In other words, flavor comes first, which is why the FCIA chose the word “heirloom” and its basic Webster’s definition “a cultivar of a vegetable or fruit that is open-pollinated and is not grown widely for commercial purposes [and] often exhibits a distinctive characteristic such as superior flavor or unusual coloration” to frame the HCP.
“The HCP is looking for flavor the old-fashioned way: taste,” adds Gary Guittard of the Guittard Chocolate Company, the oldest family-owned and operated chocolate company in the United States and an FCIA founding member. “The HCP evaluation process starts objectively with bean samples anonymously and uniformly processed into chocolate. Using gas chromatography the USDA-ARS will then measure and record the flavor profiles for those beans. But the next and decisive step is subjective and delicious: the HCP Tasting Panel will perform a blind flavor analysis.”

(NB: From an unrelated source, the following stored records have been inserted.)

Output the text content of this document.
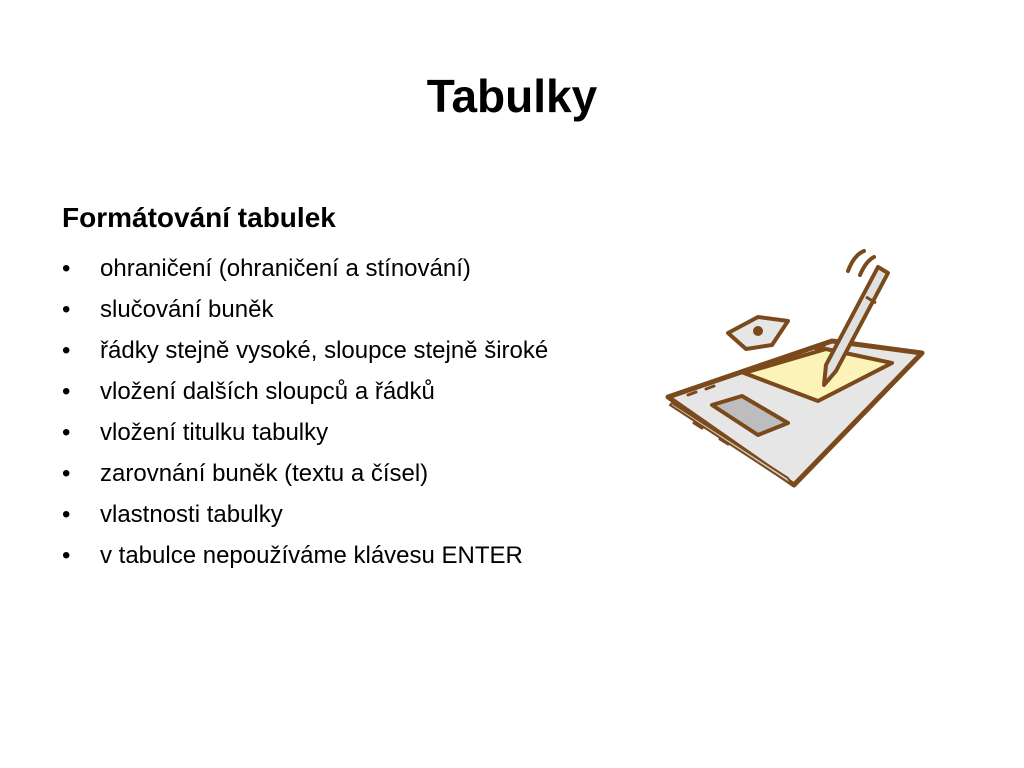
Tabulky
Formátování tabulek
•	ohraničení (ohraničení a stínování)
•	slučování buněk
•	řádky stejně vysoké, sloupce stejně široké
•	vložení dalších sloupců a řádků
•	vložení titulku tabulky
•	zarovnání buněk (textu a čísel)
•	vlastnosti tabulky
•	v tabulce nepoužíváme klávesu ENTER
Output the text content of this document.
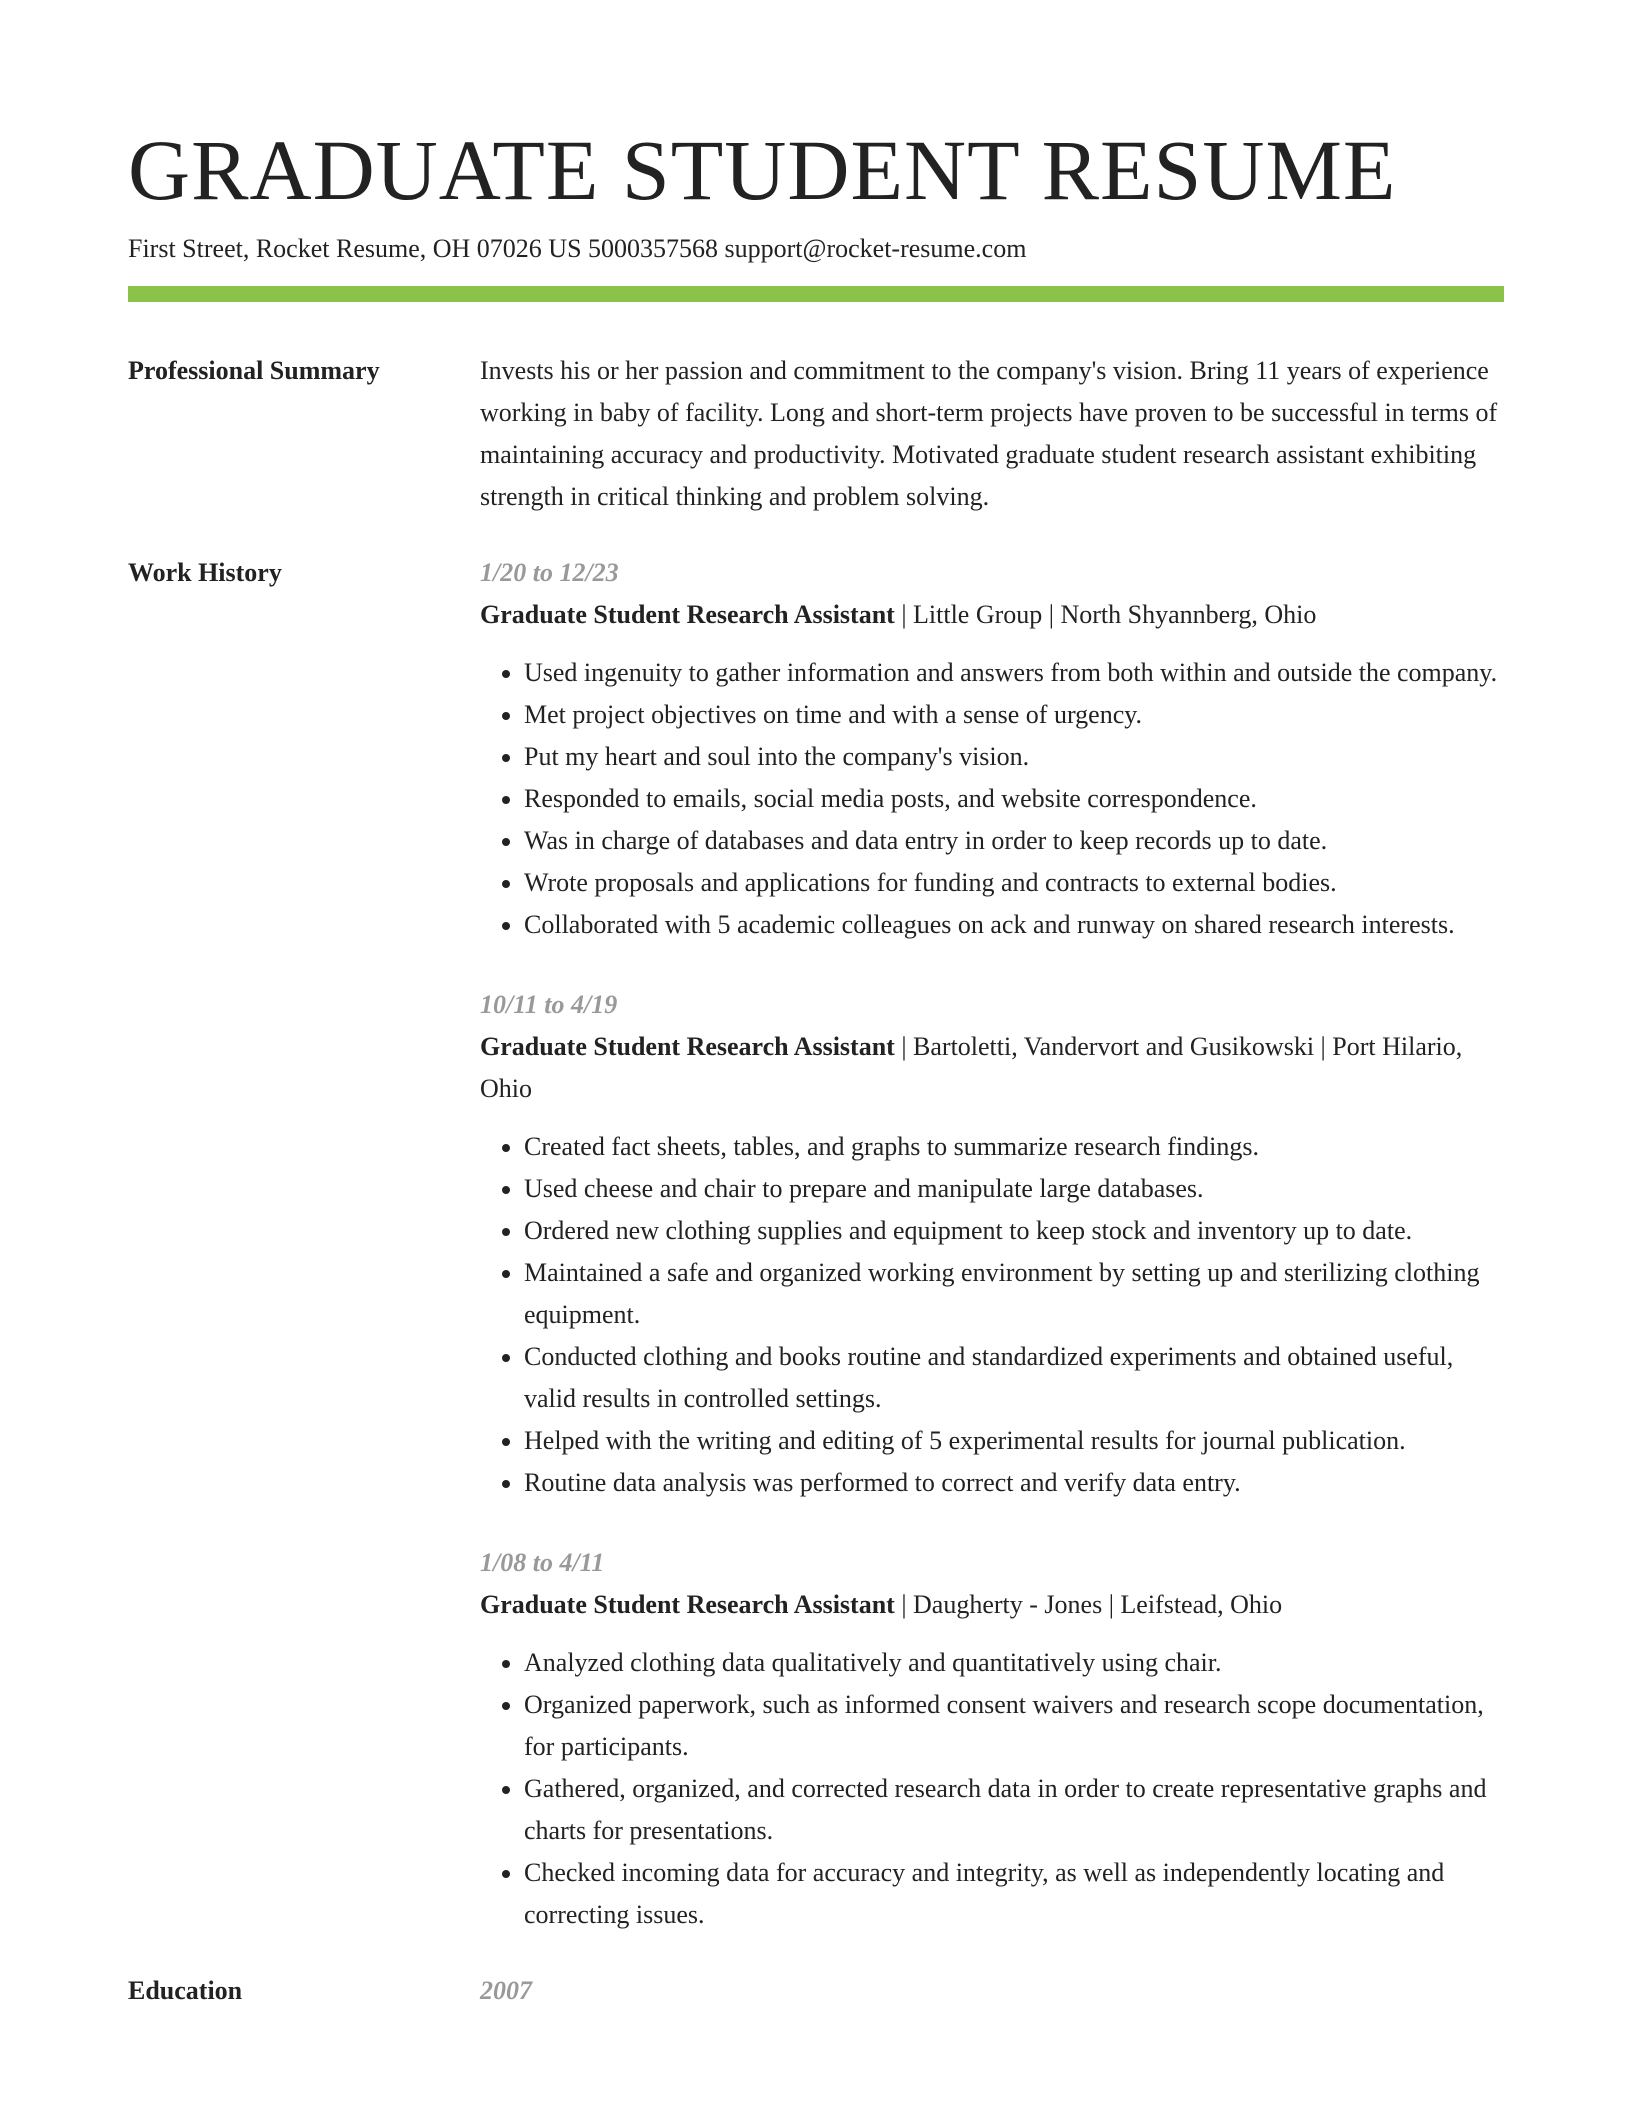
GRADUATE STUDENT RESUME
First Street, Rocket Resume, OH 07026 US 5000357568 support@rocket-resume.com
Professional Summary	Invests his or her passion and commitment to the company's vision. Bring 11 years of experience working in baby of facility. Long and short-term projects have proven to be successful in terms of maintaining accuracy and productivity. Motivated graduate student research assistant exhibiting strength in critical thinking and problem solving.

Work History	1/20 to 12/23
Graduate Student Research Assistant | Little Group | North Shyannberg, Ohio
• Used ingenuity to gather information and answers from both within and outside the company.
• Met project objectives on time and with a sense of urgency.
• Put my heart and soul into the company's vision.
• Responded to emails, social media posts, and website correspondence.
• Was in charge of databases and data entry in order to keep records up to date.
• Wrote proposals and applications for funding and contracts to external bodies.
• Collaborated with 5 academic colleagues on ack and runway on shared research interests.
10/11 to 4/19
Graduate Student Research Assistant | Bartoletti, Vandervort and Gusikowski | Port Hilario, Ohio
• Created fact sheets, tables, and graphs to summarize research findings.
• Used cheese and chair to prepare and manipulate large databases.
• Ordered new clothing supplies and equipment to keep stock and inventory up to date.
• Maintained a safe and organized working environment by setting up and sterilizing clothing equipment.
• Conducted clothing and books routine and standardized experiments and obtained useful, valid results in controlled settings.
• Helped with the writing and editing of 5 experimental results for journal publication.
• Routine data analysis was performed to correct and verify data entry.
1/08 to 4/11
Graduate Student Research Assistant | Daugherty - Jones | Leifstead, Ohio
• Analyzed clothing data qualitatively and quantitatively using chair.
• Organized paperwork, such as informed consent waivers and research scope documentation, for participants.
• Gathered, organized, and corrected research data in order to create representative graphs and charts for presentations.
• Checked incoming data for accuracy and integrity, as well as independently locating and correcting issues.
Education	2007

The HCP Tasting Panel is made up of cacao experts from six countries with 15 to 29 years’ experience in chocolate (and who have all served as professional evaluators of cacao bean flavor). If this panel scores a bean’s flavor sufficiently high that bean would then be deemed “heirloom” and the HCP will proceed with the genetic testing.
The HCP is now accepting applicants. “We want to engage as large a network as possible to identify at-risk heirloom cacao populations worldwide,” says Pam Williams, an FCIA board member who has been a passionate voice for fine flavor chocolate through her school, Ecole Chocolat. “Cacao growers, cacao processors, traders, chocolate manufacturers, and artisan chocolate makers are encouraged to submit their beans for evaluation or to inform the HCP of at-risk heirloom cacao populations.”
Think of the HCP as a genetic stake in the ground for flavor. In the short-term, the HCP will apply new genetic standards for flavor identification to help protect and propagate heirloom beans, mapping their flavors down to their GPS locations. In the long-term, chocolate makers, chocolate manufacturers, and chocolatiers will be able to indicate the HCP certification on their labels, supporting growers of heirloom cacao and alerting buyers to the presence of independently verified great flavor.